Prior to the Industrial Revolution, in order to feed yourself when you were old, you needed to have lots of kids to support you. Combine this with high infant mortality rates, and people had lots of kids because they had too. It didn't really matter where you went. Families with 6, 8, 10 kids or more were common. This was not a 'religious' matter; it was a very practical one. And the population didn't grow wildly because the average lifespan was 30s or 40s.
Then the Industrial Revolution came along in what are our considered 'developed' countries like the U.S. We industrialized food production on a scale never been seen in world history, we learned that getting your drinking water from the same location where you dump human waste is a bad idea, and populations skyrocketed. Why?
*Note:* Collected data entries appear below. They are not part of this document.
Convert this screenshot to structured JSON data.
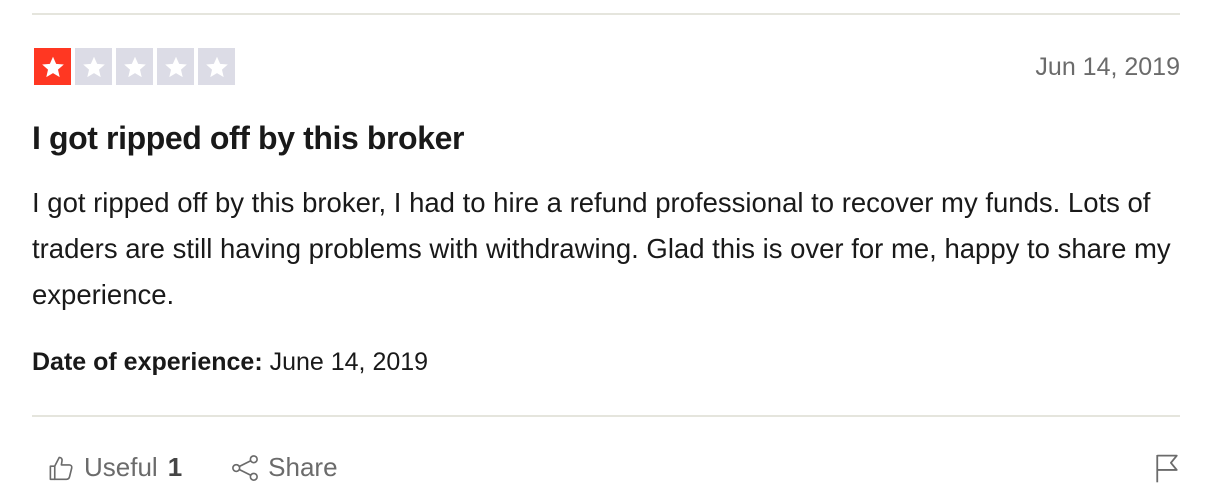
{
  "review": {
    "rating": 1,
    "max_rating": 5,
    "star_colors": {
      "filled": "#ff3722",
      "empty": "#dcdce6"
    },
    "published_date": "Jun 14, 2019",
    "title": "I got ripped off by this broker",
    "body": "I got ripped off by this broker, I had to hire a refund professional to recover my funds. Lots of traders are still having problems with withdrawing. Glad this is over for me, happy to share my experience.",
    "experience_label": "Date of experience:",
    "experience_date": "June 14, 2019"
  },
  "actions": {
    "useful_label": "Useful",
    "useful_count": "1",
    "share_label": "Share",
    "useful_icon": "thumbs-up-icon",
    "share_icon": "share-icon",
    "report_icon": "flag-icon"
  }
}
Because people were still accustomed to large families, and average lifespans started increased steadily.
After 2-3 generations of this, more and more people are freed up from agricultural duties, and a great many move to cities for better employment. In cities, having many children is an economic liability rather than a resource, and families scaled back the number of children they had dramatically. Other factors are at work too, but you get the general point.
And now in the U.S., women are only giving birth to 1.9 children, slightly below the number needed to maintain a steady population, which is generally considered to be 2.1 children per female. Among whites, it's only about 1.6. In the U.S. and Europe, total population growth would be zero or even negative if it were not for immigration. In Japan, the low birth rate is only 1.4per female, a number so low that it has many very concerned about the economic condition of the country, especially since the average Japanese person is a ripe 46 years old. By comparison, it's 37.6 in the U.S.
So after nations become 'developed' for a few generations, they almost universally experience dramatic reductions in their birthrates.
For what it's worth, the U.N.'s 'medium' prediction for global populations is that the number will stabilize at around 11 billion or so by 2100. Their 'low prediction is actually that the total population will decrease to about 6 billion. But that doesn't take into account many, many things that could happen one way or the other (i.e. even longer average lifetimes, war, famine, global pandemic, etc.).